Having to install Photoshop just to view a .psd file can be quite annoying even if you have the option of installing Photoshop in the first place. Same goes for any number of specialized or proprietary file types that you may only use once or twice a year.
Fortunately, there is a growing number of online alternatives to having to install this or that piece of software.
Google's been working on a number of "viewers," first for Gmail, to enable users to view attachments without having to download them, and then in Google Drive.
In fact, Google Drive is now probably the best online tools for viewing all sorts of files. It supports over 30 file types, well depending on how you count. 30+ is the official figure, if you count all extensions you get over 40 file types.

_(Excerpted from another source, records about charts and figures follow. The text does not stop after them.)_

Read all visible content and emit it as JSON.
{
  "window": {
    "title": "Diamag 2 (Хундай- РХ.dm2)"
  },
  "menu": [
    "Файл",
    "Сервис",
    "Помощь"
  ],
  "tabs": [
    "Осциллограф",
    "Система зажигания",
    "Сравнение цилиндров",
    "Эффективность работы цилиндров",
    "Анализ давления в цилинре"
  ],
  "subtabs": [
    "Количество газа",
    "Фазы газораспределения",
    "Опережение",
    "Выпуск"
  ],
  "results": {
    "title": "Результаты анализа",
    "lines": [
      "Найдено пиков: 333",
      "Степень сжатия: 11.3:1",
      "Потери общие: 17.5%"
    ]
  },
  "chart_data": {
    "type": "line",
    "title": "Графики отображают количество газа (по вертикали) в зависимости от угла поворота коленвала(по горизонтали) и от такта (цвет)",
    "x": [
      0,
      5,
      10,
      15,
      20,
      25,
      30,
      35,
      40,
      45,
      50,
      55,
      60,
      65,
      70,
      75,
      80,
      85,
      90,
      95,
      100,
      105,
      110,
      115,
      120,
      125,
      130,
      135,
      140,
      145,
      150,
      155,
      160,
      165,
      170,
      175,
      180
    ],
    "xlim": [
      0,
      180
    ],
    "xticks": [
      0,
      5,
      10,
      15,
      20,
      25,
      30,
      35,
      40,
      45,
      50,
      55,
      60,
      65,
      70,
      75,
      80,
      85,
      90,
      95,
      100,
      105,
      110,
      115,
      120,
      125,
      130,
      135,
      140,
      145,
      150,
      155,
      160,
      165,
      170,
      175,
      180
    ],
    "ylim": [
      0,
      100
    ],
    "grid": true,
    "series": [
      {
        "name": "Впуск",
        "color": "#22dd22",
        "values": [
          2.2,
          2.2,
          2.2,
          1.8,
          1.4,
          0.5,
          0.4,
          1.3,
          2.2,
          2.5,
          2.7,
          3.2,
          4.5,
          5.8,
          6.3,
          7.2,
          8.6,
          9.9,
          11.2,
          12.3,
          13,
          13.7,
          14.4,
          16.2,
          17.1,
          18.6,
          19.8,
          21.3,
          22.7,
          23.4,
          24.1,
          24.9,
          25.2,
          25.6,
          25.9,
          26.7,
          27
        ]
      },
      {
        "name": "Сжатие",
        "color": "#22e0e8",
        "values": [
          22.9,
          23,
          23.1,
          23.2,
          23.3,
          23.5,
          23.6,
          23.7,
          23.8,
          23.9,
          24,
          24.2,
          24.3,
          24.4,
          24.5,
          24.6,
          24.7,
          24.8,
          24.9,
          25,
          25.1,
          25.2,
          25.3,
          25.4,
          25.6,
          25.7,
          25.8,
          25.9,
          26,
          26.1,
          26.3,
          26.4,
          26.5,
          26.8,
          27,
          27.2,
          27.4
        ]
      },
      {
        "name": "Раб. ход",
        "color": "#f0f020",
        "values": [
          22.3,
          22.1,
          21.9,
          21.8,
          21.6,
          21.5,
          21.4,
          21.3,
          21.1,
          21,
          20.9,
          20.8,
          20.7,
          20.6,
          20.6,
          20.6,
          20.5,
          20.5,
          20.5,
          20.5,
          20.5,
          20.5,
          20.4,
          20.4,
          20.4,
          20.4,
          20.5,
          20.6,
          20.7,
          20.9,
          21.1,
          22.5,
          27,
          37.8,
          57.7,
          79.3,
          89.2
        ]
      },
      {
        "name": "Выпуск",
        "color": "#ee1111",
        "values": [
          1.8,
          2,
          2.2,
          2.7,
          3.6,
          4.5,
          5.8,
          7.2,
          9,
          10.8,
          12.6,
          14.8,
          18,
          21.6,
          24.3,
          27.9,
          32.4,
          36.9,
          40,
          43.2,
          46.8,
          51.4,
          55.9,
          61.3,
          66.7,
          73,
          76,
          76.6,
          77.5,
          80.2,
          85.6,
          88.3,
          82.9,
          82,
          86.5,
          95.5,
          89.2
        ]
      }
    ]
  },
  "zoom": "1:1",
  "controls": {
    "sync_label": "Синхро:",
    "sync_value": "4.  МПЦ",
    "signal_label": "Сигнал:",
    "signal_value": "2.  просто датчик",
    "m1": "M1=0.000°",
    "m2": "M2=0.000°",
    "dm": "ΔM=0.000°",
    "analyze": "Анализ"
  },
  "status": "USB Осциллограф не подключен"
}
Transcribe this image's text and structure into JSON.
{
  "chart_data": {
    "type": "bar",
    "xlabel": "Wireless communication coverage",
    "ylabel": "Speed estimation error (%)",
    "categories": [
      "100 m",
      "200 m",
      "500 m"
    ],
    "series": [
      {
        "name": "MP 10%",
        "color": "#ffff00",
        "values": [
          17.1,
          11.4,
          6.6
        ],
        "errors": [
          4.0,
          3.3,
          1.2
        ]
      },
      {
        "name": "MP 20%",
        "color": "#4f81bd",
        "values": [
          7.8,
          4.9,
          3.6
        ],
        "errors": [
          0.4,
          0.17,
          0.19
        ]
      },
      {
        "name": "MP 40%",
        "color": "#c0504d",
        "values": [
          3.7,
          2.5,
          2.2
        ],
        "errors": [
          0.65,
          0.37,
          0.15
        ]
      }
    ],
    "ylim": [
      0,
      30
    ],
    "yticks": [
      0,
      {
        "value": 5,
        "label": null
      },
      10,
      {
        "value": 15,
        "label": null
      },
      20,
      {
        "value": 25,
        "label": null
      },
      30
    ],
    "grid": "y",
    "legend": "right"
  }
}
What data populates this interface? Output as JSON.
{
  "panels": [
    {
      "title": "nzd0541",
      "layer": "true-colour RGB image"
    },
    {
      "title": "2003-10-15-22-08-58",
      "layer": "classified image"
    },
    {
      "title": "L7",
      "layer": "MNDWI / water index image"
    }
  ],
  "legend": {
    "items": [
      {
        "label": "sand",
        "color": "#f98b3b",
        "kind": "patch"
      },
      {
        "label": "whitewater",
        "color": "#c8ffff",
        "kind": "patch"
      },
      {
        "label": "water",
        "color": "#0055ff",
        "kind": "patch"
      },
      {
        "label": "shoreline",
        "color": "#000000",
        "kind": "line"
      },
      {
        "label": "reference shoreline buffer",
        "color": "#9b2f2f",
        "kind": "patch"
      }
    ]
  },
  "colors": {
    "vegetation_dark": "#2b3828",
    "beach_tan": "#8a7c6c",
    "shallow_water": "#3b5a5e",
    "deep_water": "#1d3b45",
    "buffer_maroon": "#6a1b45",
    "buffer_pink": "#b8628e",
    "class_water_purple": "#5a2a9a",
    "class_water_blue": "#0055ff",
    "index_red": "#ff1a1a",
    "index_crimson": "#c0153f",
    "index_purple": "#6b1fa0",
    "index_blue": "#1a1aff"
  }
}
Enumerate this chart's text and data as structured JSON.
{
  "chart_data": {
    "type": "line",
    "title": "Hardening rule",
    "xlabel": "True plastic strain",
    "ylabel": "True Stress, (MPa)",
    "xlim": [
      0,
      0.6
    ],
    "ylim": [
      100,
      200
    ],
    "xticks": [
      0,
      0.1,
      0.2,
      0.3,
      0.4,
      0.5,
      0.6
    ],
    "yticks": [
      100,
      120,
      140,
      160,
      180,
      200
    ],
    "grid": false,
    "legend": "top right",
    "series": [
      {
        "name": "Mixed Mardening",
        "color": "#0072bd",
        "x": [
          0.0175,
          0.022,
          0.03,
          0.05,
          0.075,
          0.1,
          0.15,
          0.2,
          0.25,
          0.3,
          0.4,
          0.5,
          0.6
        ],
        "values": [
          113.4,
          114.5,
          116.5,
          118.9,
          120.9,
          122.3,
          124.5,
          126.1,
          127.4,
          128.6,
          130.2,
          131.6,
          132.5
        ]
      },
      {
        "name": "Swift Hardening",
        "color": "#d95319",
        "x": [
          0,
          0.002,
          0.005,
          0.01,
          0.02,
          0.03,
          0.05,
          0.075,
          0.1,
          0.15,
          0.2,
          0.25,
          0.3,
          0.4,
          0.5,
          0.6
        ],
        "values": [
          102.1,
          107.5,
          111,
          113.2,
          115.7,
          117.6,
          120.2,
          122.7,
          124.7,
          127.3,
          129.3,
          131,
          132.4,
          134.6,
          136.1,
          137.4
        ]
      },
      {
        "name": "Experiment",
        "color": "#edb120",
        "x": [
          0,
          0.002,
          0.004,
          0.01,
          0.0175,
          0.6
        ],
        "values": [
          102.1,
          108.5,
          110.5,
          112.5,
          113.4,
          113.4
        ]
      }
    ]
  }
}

While many of them may be common image, video or text formats, which are supported by most browsers, some are more obscure.
For one, it supports all common Microsoft Office formats, .doc, .docx, .xls and .xlsx, .ppt and .pptx, for documents, spreadsheets and presentations.
A number of Adobe formats are supported as well, .pdf of course, but also .ai - for Adobe Illustrator, or .psd - Photoshop. This along with standard .SVGs, which should work in most browsers at this point, and PostScript files, .esp and .ps, even font containers such as .ttf. AutoCad files are supported, .dxf, as well.
Source code files for a number of languages are supported along with syntax highlighting, such as .css, .html, .php, .js, .c and .cpp as well as .h and .hpp.
Archives work as well and the two most common formats, .zip and .rar, are supported. .7z along with common *NIX ones, .tar.gz or .bz2 would have been nice. A complete and up-to-date list of supported file types is here
Of course, you can convert some of these files to local native formats so you can edit them rather than just view them. Google Drive even comes with OCR so it can try and extract text from scanned PDFs or images.